The pH of buffer of $N{H}_{4}OH+{NH}_{4}Cl$ type is given by:

• A. $pH-{pK}_b$
• B. $pH=\frac{1}{2}{K}_b-\frac{1}{2}log\frac{\left[Salt\right]}{\left[base\right]}$
• C. $PH=14-{pK}_b-log\frac{\left[salt\right]}{\left[base\right]}$
• D. $pH=pOH-{pK}_b+log\frac{\left[salt\right]}{\left[base\right]}$

Answer 1

The correct option is C $PH=14-{pK}_b-log\frac{\left[salt\right]}{\left[base\right]}$

Solution:-

Buffer of $N{H}_{4}OH+N{H}_{4}Cl$

This buffer solution composed of weak base $\left(N{H}_{4}OH\right)$ and its salt $\left(N{H}_{4}Cl\right)$.

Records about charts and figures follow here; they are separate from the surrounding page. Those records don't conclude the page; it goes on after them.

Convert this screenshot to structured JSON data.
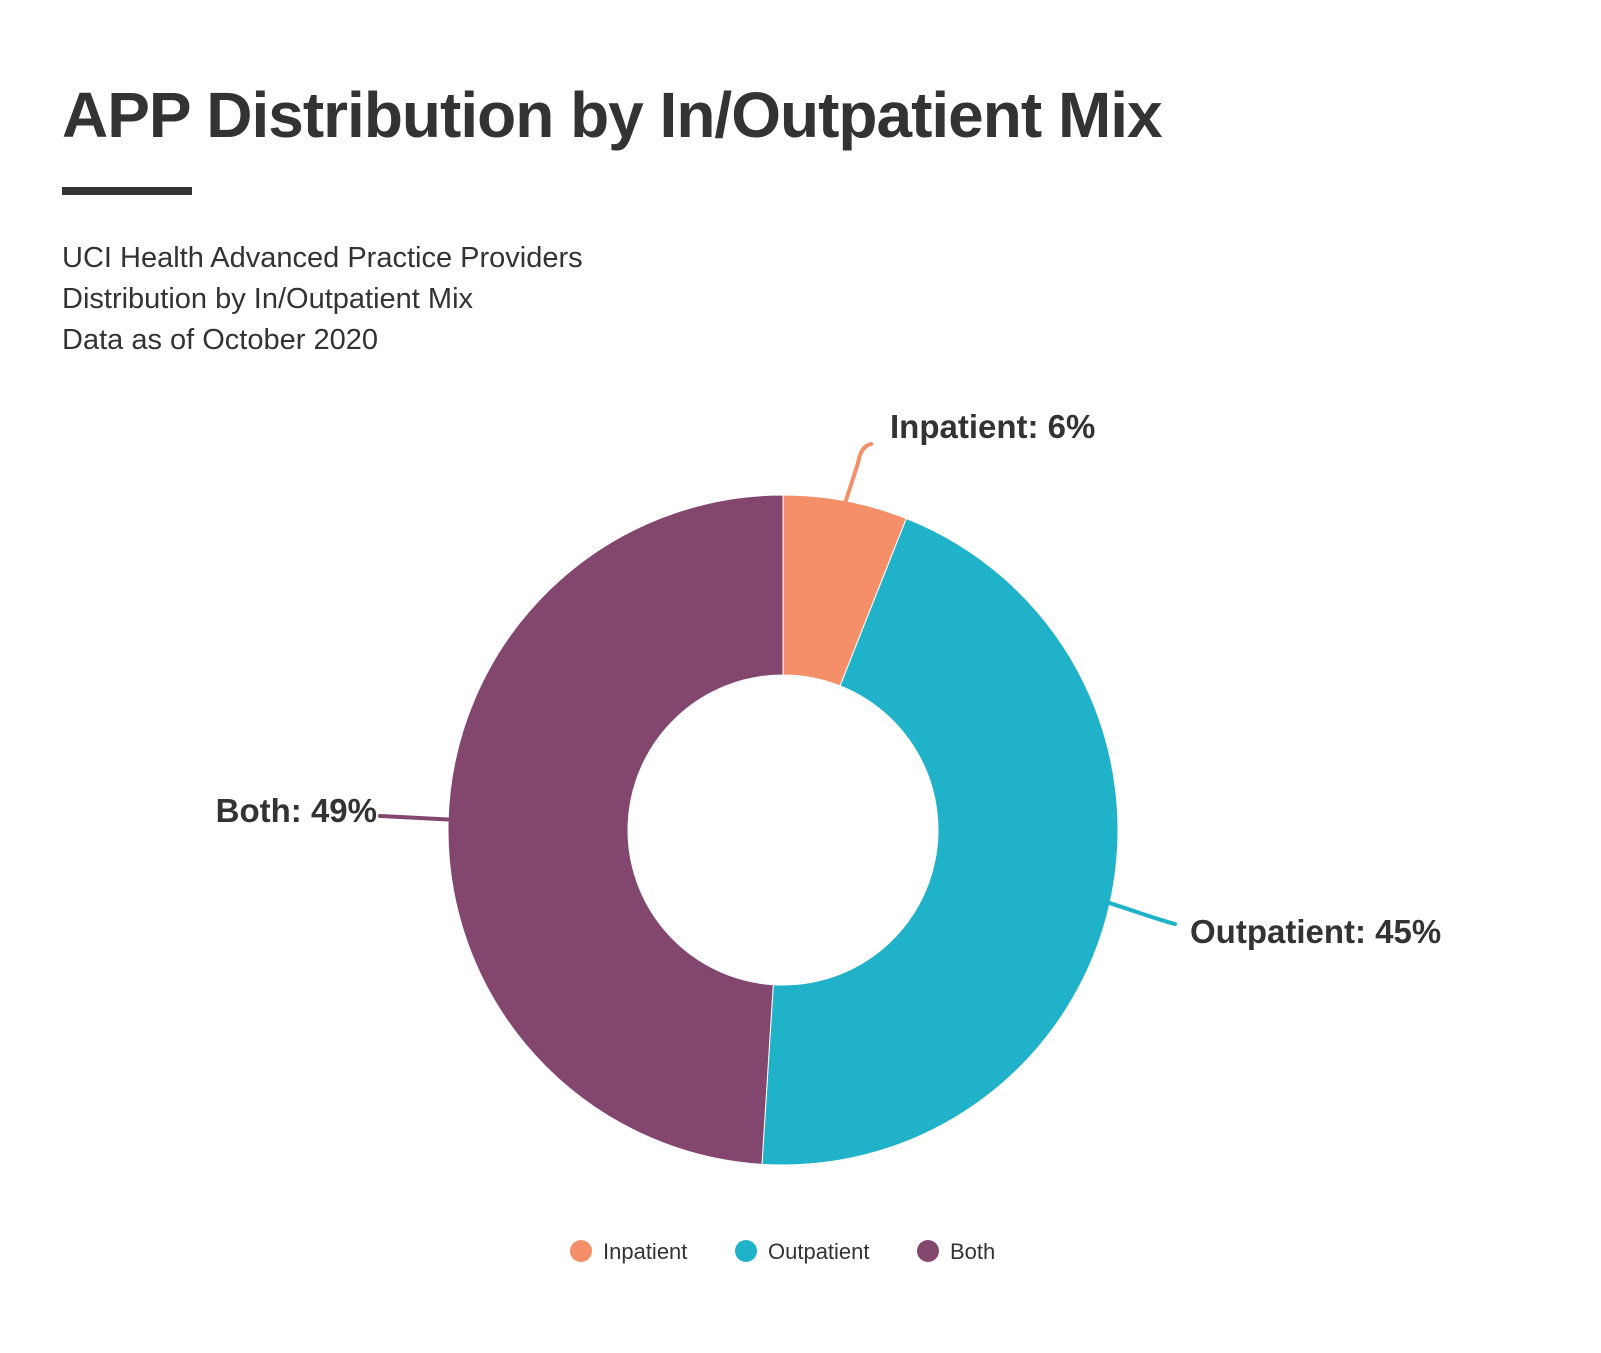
{
  "header": {
    "title": "APP Distribution by In/Outpatient Mix",
    "subtitle_lines": [
      "UCI Health Advanced Practice Providers",
      "Distribution by In/Outpatient Mix",
      "Data as of October 2020"
    ]
  },
  "chart_data": {
    "type": "pie",
    "donut": true,
    "title": "APP Distribution by In/Outpatient Mix",
    "slices": [
      {
        "name": "Inpatient",
        "value": 6,
        "label": "Inpatient: 6%",
        "color": "#f58f69"
      },
      {
        "name": "Outpatient",
        "value": 45,
        "label": "Outpatient: 45%",
        "color": "#1fb2c9"
      },
      {
        "name": "Both",
        "value": 49,
        "label": "Both: 49%",
        "color": "#83466f"
      }
    ],
    "legend": {
      "position": "bottom",
      "items": [
        "Inpatient",
        "Outpatient",
        "Both"
      ]
    }
  }
}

To calculate the pH of the above solution:-

$\left[{OH}^{-}\right]=K_b.\frac{\left[base\right]}{\left[salt\right]}$

Taking $\log$ both sides, we have

$\log \left[{OH}^{-}\right]=\log (K_b.\frac{\left[base\right]}{\left[salt\right]})$

$\log \left[{OH}^{-}\right]=\log K_b+\log \frac{\left[base\right]}{\left[salt\right]}$

$-\log \left[{OH}^{-}\right]=-\log K_b-\log \frac{\left[base\right]}{\left[salt\right]}$

$\Rightarrow pOH=p{K}_b+\log \frac{\left[salt\right]}{\left[base\right]}..........\left(1\right)$

As we know that,

$pH+pOH=p{K}_w=14$

$\Rightarrow pH=14-pOH$

$\therefore pH=14-p{K}_b-\log \frac{\left[salt\right]}{\left[base\right]}(\because From\left(1\right))$

Hence, the correct answer is-

$pH=14-p{K}_b-\log \frac{\left[salt\right]}{\left[base\right]}$